Plenty of rumors about marijuana’s ability to reduce anxiety persist: Some advocates believe that it can actually help people overcome stress. Other research, however, points to marijuana’s association with psychosis. So which one is it: Is marijuana anti-anxiety or is it anxiety-inducing?

In recent months, medical experts have been touting marijuana’s other medicinal effects: It has the potential to treat people with seizures, and now parents are arguing that their children, who may suffer from rare conditions that cause such life-threatening seizures, should be allowed the use of medical marijuana. These parents are known as the “mommy lobby.”

Other proponents of cannabis claim that it’s not as dangerous as alcohol, and that it’s a peaceful drug: It has a calming and relaxing effect that must be associated with decreased anxiety. A new study highlights the drug’s potential anxiety relief effects. Researchers at Vanderbilt University discovered cannabinoid receptors in an emotional hub of the brain in mice, which monitors anxiety as well as the flight-or-fight response. The authors state this is the first time that cannabinoid receptors have been found in the amygdala, a region of the brain, in a mouse model. It “could be highly important for understanding how cannabis exerts its behavioral effects,” Dr. Sachin Patel, senior author of the study, said in a press release.

"We know where the receptors are, we know their function, we know how these neurons make their own cannabinoids," Patel continues. "Now can we see how that system is affected by … stress and chronic (marijuana) use?

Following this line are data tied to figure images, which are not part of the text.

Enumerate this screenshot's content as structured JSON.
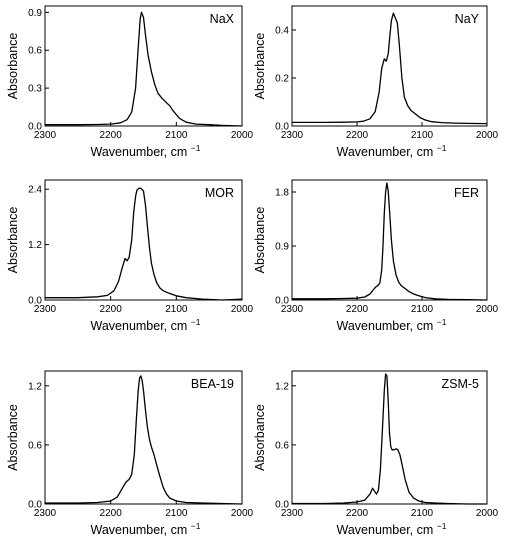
{
  "chart_data": [
    {
      "type": "line",
      "label": "NaX",
      "xlabel": "Wavenumber, cm",
      "xlabel_sup": "−1",
      "ylabel": "Absorbance",
      "xlim": [
        2300,
        2000
      ],
      "ylim": [
        0,
        0.95
      ],
      "xticks": [
        "2300",
        "2200",
        "2100",
        "2000"
      ],
      "yticks": [
        "0.0",
        "0.3",
        "0.6",
        "0.9"
      ],
      "series": [
        {
          "x": [
            2300,
            2250,
            2220,
            2200,
            2185,
            2175,
            2168,
            2162,
            2158,
            2155,
            2153,
            2150,
            2147,
            2143,
            2138,
            2133,
            2128,
            2122,
            2118,
            2114,
            2110,
            2105,
            2100,
            2095,
            2085,
            2070,
            2050,
            2030,
            2000
          ],
          "y": [
            0.01,
            0.01,
            0.012,
            0.015,
            0.025,
            0.05,
            0.11,
            0.3,
            0.62,
            0.85,
            0.9,
            0.86,
            0.72,
            0.56,
            0.43,
            0.33,
            0.26,
            0.22,
            0.2,
            0.18,
            0.16,
            0.12,
            0.09,
            0.06,
            0.03,
            0.015,
            0.01,
            0.005,
            0.0
          ]
        }
      ]
    },
    {
      "type": "line",
      "label": "NaY",
      "xlabel": "Wavenumber, cm",
      "xlabel_sup": "−1",
      "ylabel": "Absorbance",
      "xlim": [
        2300,
        2000
      ],
      "ylim": [
        0,
        0.5
      ],
      "xticks": [
        "2300",
        "2200",
        "2100",
        "2000"
      ],
      "yticks": [
        "0.0",
        "0.2",
        "0.4"
      ],
      "series": [
        {
          "x": [
            2300,
            2250,
            2220,
            2200,
            2190,
            2180,
            2172,
            2166,
            2162,
            2158,
            2155,
            2152,
            2150,
            2147,
            2144,
            2141,
            2138,
            2135,
            2131,
            2127,
            2122,
            2117,
            2110,
            2103,
            2095,
            2085,
            2070,
            2050,
            2030,
            2000
          ],
          "y": [
            0.015,
            0.015,
            0.016,
            0.017,
            0.02,
            0.03,
            0.06,
            0.14,
            0.24,
            0.28,
            0.27,
            0.3,
            0.36,
            0.44,
            0.47,
            0.45,
            0.43,
            0.34,
            0.2,
            0.12,
            0.085,
            0.065,
            0.05,
            0.035,
            0.025,
            0.018,
            0.014,
            0.012,
            0.011,
            0.01
          ]
        }
      ]
    },
    {
      "type": "line",
      "label": "MOR",
      "xlabel": "Wavenumber, cm",
      "xlabel_sup": "−1",
      "ylabel": "Absorbance",
      "xlim": [
        2300,
        2000
      ],
      "ylim": [
        0,
        2.6
      ],
      "xticks": [
        "2300",
        "2200",
        "2100",
        "2000"
      ],
      "yticks": [
        "0.0",
        "1.2",
        "2.4"
      ],
      "series": [
        {
          "x": [
            2300,
            2250,
            2220,
            2205,
            2195,
            2188,
            2182,
            2178,
            2175,
            2172,
            2168,
            2165,
            2162,
            2160,
            2157,
            2154,
            2150,
            2147,
            2144,
            2141,
            2138,
            2134,
            2130,
            2125,
            2120,
            2115,
            2110,
            2100,
            2085,
            2060,
            2030,
            2000
          ],
          "y": [
            0.05,
            0.05,
            0.07,
            0.1,
            0.2,
            0.4,
            0.72,
            0.9,
            0.85,
            0.92,
            1.3,
            1.9,
            2.25,
            2.38,
            2.42,
            2.42,
            2.36,
            2.05,
            1.6,
            1.15,
            0.8,
            0.55,
            0.38,
            0.26,
            0.2,
            0.17,
            0.14,
            0.09,
            0.05,
            0.02,
            0.0,
            0.02
          ]
        }
      ]
    },
    {
      "type": "line",
      "label": "FER",
      "xlabel": "Wavenumber, cm",
      "xlabel_sup": "−1",
      "ylabel": "Absorbance",
      "xlim": [
        2300,
        2000
      ],
      "ylim": [
        0,
        2.0
      ],
      "xticks": [
        "2300",
        "2200",
        "2100",
        "2000"
      ],
      "yticks": [
        "0.0",
        "0.9",
        "1.8"
      ],
      "series": [
        {
          "x": [
            2300,
            2250,
            2220,
            2200,
            2188,
            2180,
            2175,
            2171,
            2168,
            2165,
            2162,
            2160,
            2158,
            2156,
            2154,
            2152,
            2150,
            2147,
            2144,
            2140,
            2136,
            2132,
            2127,
            2120,
            2113,
            2105,
            2095,
            2080,
            2060,
            2030,
            2000
          ],
          "y": [
            0.02,
            0.02,
            0.025,
            0.03,
            0.05,
            0.1,
            0.17,
            0.22,
            0.24,
            0.28,
            0.5,
            0.9,
            1.45,
            1.8,
            1.95,
            1.82,
            1.5,
            1.0,
            0.65,
            0.42,
            0.3,
            0.24,
            0.2,
            0.14,
            0.1,
            0.07,
            0.04,
            0.02,
            0.01,
            0.005,
            0.0
          ]
        }
      ]
    },
    {
      "type": "line",
      "label": "BEA-19",
      "xlabel": "Wavenumber, cm",
      "xlabel_sup": "−1",
      "ylabel": "Absorbance",
      "xlim": [
        2300,
        2000
      ],
      "ylim": [
        0,
        1.35
      ],
      "xticks": [
        "2300",
        "2200",
        "2100",
        "2000"
      ],
      "yticks": [
        "0.0",
        "0.6",
        "1.2"
      ],
      "series": [
        {
          "x": [
            2300,
            2250,
            2220,
            2200,
            2190,
            2183,
            2177,
            2172,
            2168,
            2164,
            2161,
            2158,
            2156,
            2154,
            2152,
            2150,
            2147,
            2144,
            2141,
            2138,
            2134,
            2130,
            2125,
            2120,
            2115,
            2110,
            2100,
            2085,
            2060,
            2030,
            2000
          ],
          "y": [
            0.01,
            0.01,
            0.015,
            0.03,
            0.07,
            0.15,
            0.22,
            0.25,
            0.3,
            0.5,
            0.85,
            1.15,
            1.28,
            1.3,
            1.25,
            1.15,
            0.95,
            0.78,
            0.66,
            0.58,
            0.5,
            0.4,
            0.28,
            0.17,
            0.1,
            0.06,
            0.03,
            0.015,
            0.01,
            0.005,
            0.0
          ]
        }
      ]
    },
    {
      "type": "line",
      "label": "ZSM-5",
      "xlabel": "Wavenumber, cm",
      "xlabel_sup": "−1",
      "ylabel": "Absorbance",
      "xlim": [
        2300,
        2000
      ],
      "ylim": [
        0,
        1.35
      ],
      "xticks": [
        "2300",
        "2200",
        "2100",
        "2000"
      ],
      "yticks": [
        "0.0",
        "0.6",
        "1.2"
      ],
      "series": [
        {
          "x": [
            2300,
            2250,
            2220,
            2200,
            2188,
            2180,
            2176,
            2173,
            2170,
            2167,
            2164,
            2161,
            2158,
            2156,
            2154,
            2152,
            2150,
            2148,
            2146,
            2143,
            2140,
            2137,
            2134,
            2130,
            2126,
            2120,
            2113,
            2105,
            2095,
            2080,
            2060,
            2030,
            2000
          ],
          "y": [
            0.005,
            0.005,
            0.01,
            0.02,
            0.04,
            0.1,
            0.16,
            0.13,
            0.1,
            0.14,
            0.35,
            0.75,
            1.15,
            1.32,
            1.3,
            1.05,
            0.72,
            0.58,
            0.55,
            0.55,
            0.56,
            0.55,
            0.5,
            0.38,
            0.25,
            0.12,
            0.06,
            0.03,
            0.015,
            0.01,
            0.005,
            0.0,
            0.0
          ]
        }
      ]
    }
  ]
}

It might fundamentally change our understanding of cellular communication in the amygdala."

But to what extent can marijuana actually help people who are struggling with anxiety? It does exert an effect on stress levels through the endocannabinoid system, which regulates pain and appetite. THC interacts with anandamide, which is a neurotransmitter, creating a happy, relaxed feeling, as well as sleepliness.

However, though the short-term effects may be relaxing, the long-term effects may not have an influence in affecting anxiety. Instead, long-term use of the drug can lead to memory loss and cognitive impairment.

Those who’ve experienced paranoia and panic attacks while smoking pot may be wondering what they’re doing wrong; shouldn’t the drug relieve their anxiety, too? But other studies have pointed to something totally different. Marijuana has been linked to psychosis and its ability to induce anxiety, rather than cure it. The marijuana-psychosis link has been explored quite a bit. One study found that weed had similar effects on people’s minds as schizophrenia — an inability to filter out certain stimuli, triggering hallucinations, and a sense of heightened significance (those "I just realized what the meaning of life is" moments).

Ultimately, it’s hard to say whether marijuana would have therapeutic effects on someone suffering from anxiety; every person reacts differently to it. One study found that people who had a tendency to have panic disorders were more likely to experience worse anxiety when smoking weed. And smoking a joint certainly won’t solve issues that are deep-rooted in your psyche that may best be solved with behavioral therapy.